Because sleep represents clear thoughts and a restful attitude, Shakespeare delightfully disables Macbeth and Lady Macbeth’s ability to sleep in order to emphasize to readers that their actions were indeed wrong. Macbeth hears a voice after he kills Duncan that says, “Glamis hath murdered sleep, and therefore Cawdor / Shall sleep no more. Macbeth shall sleep no more” (Shakespeare II.ii.45-46). Macbeth previously lamented the need to kill Duncan, finding that the only reason he planned to do so was “blinding ambition.” As a result, readers may have sympathized with his decision to kill Duncan; after all, he faced pressure from a manipulative wife who questioned his manliness.
However, Shakespeare makes it clear to readers that Macbeth’s actions were not justified in any manner by preventing Macbeth from sleeping. Furthermore, after killing Banquo, Macbeth attempts to sleep by saying, “What's done cannot be undone. / To bed, to bed, to bed” (Shakespeare V.i.74). Macbeth clearly wishes to clear his conscience by sleeping, but he is unable to do so. This once again makes it clear to readers who may have been doubting if Macbeth’s actions were wrong because he didn’t physically kill Banquo: Shakespeare emphasizes that Macbeth’s actions were indeed evil.

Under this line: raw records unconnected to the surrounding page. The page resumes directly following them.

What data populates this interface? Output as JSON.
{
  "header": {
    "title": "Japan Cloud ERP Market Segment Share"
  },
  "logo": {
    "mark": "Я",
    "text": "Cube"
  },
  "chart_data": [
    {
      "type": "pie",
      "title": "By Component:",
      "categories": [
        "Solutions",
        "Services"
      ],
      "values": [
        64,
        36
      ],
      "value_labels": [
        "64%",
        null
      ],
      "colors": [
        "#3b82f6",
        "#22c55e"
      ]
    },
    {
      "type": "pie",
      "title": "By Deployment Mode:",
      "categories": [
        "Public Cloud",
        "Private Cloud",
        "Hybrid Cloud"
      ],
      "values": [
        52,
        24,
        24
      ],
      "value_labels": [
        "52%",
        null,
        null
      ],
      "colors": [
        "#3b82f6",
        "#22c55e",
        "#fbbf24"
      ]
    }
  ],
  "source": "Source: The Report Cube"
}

The last instance of sleep occurs as Lady Macbeth hallucinates during her sleepwalking; this depicts her persisting guilt and illusion of sleep. First, she says, “Out, damned spot! Out, I say!—One, two. Why, then, ’tis time to do ’t” (Shakespeare V.i.25). She clearly is unable to “rinse” the guilt off of her, but the fact that this occurs in her sleepwalk is significant because sleepwalking is often seen as a fake sleep. Lady Macbeth has not done anything evil for a while, thus her apparent ability to sleep, but Shakespeare shows readers that guilt is everlasting in only allowing Lady Macbeth to partially sleep. Furthermore, the gentlewoman says, “Ay, but their sense is shut” (Shakespeare V.i.26). The gentlewoman knows that when Lady Macbeth is sleepwalking, she is unable to think or process things. This further emphasizes the false sense of sleep: Lady Macbeth is technically unable to think, thus looking like sleep, but in reality, she has lucid visions and is talking.
Sleep plays a vital role in Macbeth because Shakespeare heavily uses it to expose the wrongfulness of some characters’ actions.